Is that a possibility or is it by any circumstances mandatory to run cron with one of the three given options?

Thanks for the replies!

Best regards

I managed to make the cronjob work, but I still would like to know if it also can be done with systemd and why there are only those three options (AJAX, Web, cron)?

Best regards

Hey proton,

works fine here.

First create a systemd service file: nextcloud-cron.service

[Unit]
# Execute nextcloud cron every 15 minutes.
Description=nextcloud-cron

[Service]
User=http
Nice=19
IOSchedulingClass=2
IOSchedulingPriority=7
ExecStart=/bin/bash -c php -f /srv/http/nextcloud/cron.php

Next create timer for this service: nextcloud-cron.timer

[Unit]
# Calls Nextcloud cron every 15 Minutes.
Description=nextcloud-cron

[Timer]
OnCalendar=*:0/15:00
Persistent=true
Unit=nextcloud-cron.service

[Install]
WantedBy=basic.target

Don’t forget to adjust your nextcloud User= and path in the ExecStart Statement of the service file.

Copy both files in the /etc/systemd/system directory and activate the timer. - Done.

Happy new year angerm! :slight_smile:

Thank you very much for this detailed explanation! :smiley:

Best regards

Hi,

Could you please explain the advantage of systemd over cron?
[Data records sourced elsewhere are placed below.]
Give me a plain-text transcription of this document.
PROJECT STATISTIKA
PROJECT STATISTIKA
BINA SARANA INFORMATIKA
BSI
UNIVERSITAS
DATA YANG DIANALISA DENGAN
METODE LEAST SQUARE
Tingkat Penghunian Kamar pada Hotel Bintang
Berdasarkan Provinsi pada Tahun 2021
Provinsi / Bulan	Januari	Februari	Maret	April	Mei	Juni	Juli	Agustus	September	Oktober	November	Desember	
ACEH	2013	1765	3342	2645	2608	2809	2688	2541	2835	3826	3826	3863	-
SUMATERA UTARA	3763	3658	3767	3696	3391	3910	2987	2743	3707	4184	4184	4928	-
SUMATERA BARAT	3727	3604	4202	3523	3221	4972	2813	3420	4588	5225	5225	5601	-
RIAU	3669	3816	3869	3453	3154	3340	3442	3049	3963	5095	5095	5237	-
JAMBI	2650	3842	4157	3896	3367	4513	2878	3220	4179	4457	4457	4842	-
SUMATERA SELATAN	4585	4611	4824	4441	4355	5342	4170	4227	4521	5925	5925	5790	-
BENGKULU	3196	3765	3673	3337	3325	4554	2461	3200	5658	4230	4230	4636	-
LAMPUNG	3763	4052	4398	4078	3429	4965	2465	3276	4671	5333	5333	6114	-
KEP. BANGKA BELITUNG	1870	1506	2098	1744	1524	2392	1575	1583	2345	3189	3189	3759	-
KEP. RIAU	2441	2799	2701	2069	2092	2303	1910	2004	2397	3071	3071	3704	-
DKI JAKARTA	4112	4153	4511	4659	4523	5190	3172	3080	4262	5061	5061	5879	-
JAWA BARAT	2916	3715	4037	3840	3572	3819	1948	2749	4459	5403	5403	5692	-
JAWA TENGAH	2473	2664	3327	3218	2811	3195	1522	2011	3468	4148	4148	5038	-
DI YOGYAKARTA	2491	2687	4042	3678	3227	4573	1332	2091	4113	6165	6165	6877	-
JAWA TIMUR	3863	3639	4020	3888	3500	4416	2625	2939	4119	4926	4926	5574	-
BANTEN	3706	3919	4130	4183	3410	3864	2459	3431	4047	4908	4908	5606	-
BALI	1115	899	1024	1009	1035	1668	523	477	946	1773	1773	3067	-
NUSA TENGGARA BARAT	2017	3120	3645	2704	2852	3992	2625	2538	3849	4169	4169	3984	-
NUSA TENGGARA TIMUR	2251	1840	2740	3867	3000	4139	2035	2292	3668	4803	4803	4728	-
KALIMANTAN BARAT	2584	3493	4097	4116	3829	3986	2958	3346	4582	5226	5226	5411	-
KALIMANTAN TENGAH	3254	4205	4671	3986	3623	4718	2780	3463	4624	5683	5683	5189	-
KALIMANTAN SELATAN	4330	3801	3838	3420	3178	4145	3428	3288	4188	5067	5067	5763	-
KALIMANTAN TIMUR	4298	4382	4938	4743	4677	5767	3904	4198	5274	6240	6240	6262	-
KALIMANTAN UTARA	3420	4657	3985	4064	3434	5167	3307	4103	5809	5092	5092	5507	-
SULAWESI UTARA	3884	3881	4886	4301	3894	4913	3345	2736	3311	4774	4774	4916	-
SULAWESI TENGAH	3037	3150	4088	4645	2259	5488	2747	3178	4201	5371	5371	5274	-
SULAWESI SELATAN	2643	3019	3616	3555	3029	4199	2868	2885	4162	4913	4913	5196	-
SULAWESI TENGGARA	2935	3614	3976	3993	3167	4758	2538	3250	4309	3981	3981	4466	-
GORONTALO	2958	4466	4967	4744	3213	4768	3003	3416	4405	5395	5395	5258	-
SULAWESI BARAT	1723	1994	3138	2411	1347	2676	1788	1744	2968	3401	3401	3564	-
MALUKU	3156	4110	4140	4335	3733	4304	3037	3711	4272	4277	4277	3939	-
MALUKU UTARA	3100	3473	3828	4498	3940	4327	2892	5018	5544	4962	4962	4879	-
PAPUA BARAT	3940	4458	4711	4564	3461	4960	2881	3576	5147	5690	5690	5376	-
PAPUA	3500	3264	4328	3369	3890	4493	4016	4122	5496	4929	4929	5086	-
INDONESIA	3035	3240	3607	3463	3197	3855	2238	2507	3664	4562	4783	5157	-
Is it suggested to rather use systemd?

Thanks

Hello,

in which case I think you can use the service of your choice. They both do a good job here.

However, if the service is to be monitored in the sense of a daemon, systemd has advantages here:

systemd starts the service and also monitors whether it is still running. If desired, systemd can also restart the service automatically after a crash.
Dependencies at system startup are detected and, if necessary, the start of a service is written to a pipe until the calling service is ready. This speeds up the start enormously, because almost everything can be started in parallel. Everything is logged in the log.

With a little practice, service and timer units are quickly created and very flexible.

In almost all distributions, systemd is now standard. Therefore, a systemd service can be run on many installations without additional dependencies.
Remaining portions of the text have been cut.